A Possible Mechanism for Development of Working Memory Impairment in Male Mice Subjected to Inflammatory Pain.

We studied the effects of inflammatory pain on working memory and correlated the pain effects with changes in dendritic spine density and glutamate signaling in the medial prefrontal cortex (mPFC) of male and female mice. Injection of Complete Freund's Adjuvant (CFA) into the hind paw modeled inflammatory pain. The CFA equally decreased the mechanical thresholds in both sexes. The density of dendritic spines, as a marker for neuronal input, increased on the dendrites of both, pyramidal cells and interneurons in males but only on the dendrites of interneurons in CFA injected females. Next, we injected virus with glutamate sensor (pAAV.hSyn.iGluSnFr) into the mPFC and used fiber photometry to record glutamate signaling during Y-maze spontaneous alternations test, which is a test for working memory in rodents.
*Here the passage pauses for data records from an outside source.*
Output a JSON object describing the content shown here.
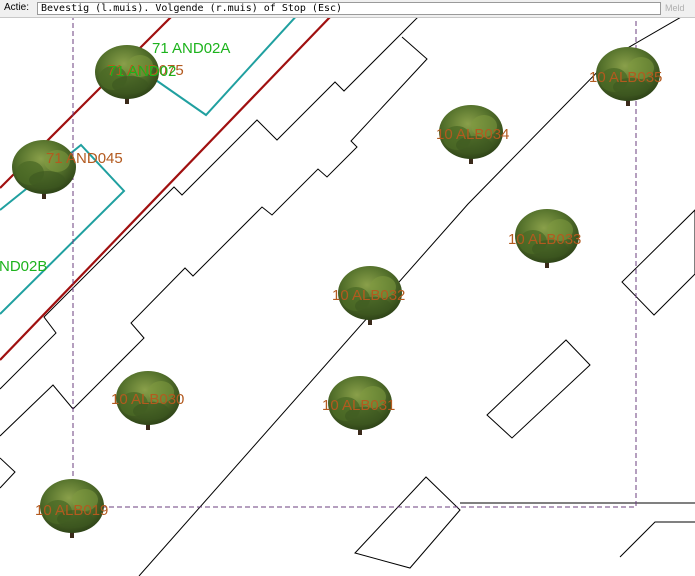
{
  "command_bar": {
    "label": "Actie:",
    "prompt": "Bevestig (l.muis). Volgende (r.muis) of Stop (Esc)",
    "extra": "Meld"
  },
  "map": {
    "colors": {
      "lines": "#000000",
      "road_red": "#a01010",
      "parcel_teal": "#20a0a0",
      "selection_purple": "#6b3f7f",
      "label_orange": "#b35a1f",
      "label_green": "#1db31d",
      "tree_foliage": "#4f6b2a"
    },
    "tree_labels": [
      "71 AND075",
      "71 AND045",
      "10 ALB035",
      "10 ALB034",
      "10 ALB033",
      "10 ALB032",
      "10 ALB030",
      "10 ALB031",
      "10 ALB019"
    ],
    "parcel_labels": [
      "71 AND02A",
      "71 AND02",
      "ND02B"
    ]
  }
}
The detected fluorescent signal was higher during correct alternations when compared to incorrect alternations in both sexes. The CFA injection did not change the pattern of glutamate fluorescence during the test but the female mice made fewer incorrect alternations than their male counterparts. Furthermore, while the CFA injection decreased the expression of the glutamate transporter VGlut1 on the soma of mPFC neurons in both sexes, the decrease was sex dependent. We concluded that inflammatory pain, which increases sensory input into the mPFC neurons, may impair working memory by altering the glutamate signaling. The glutamate deficit that develops as a result of the pain is more pronounced in male mice in comparison to female mice.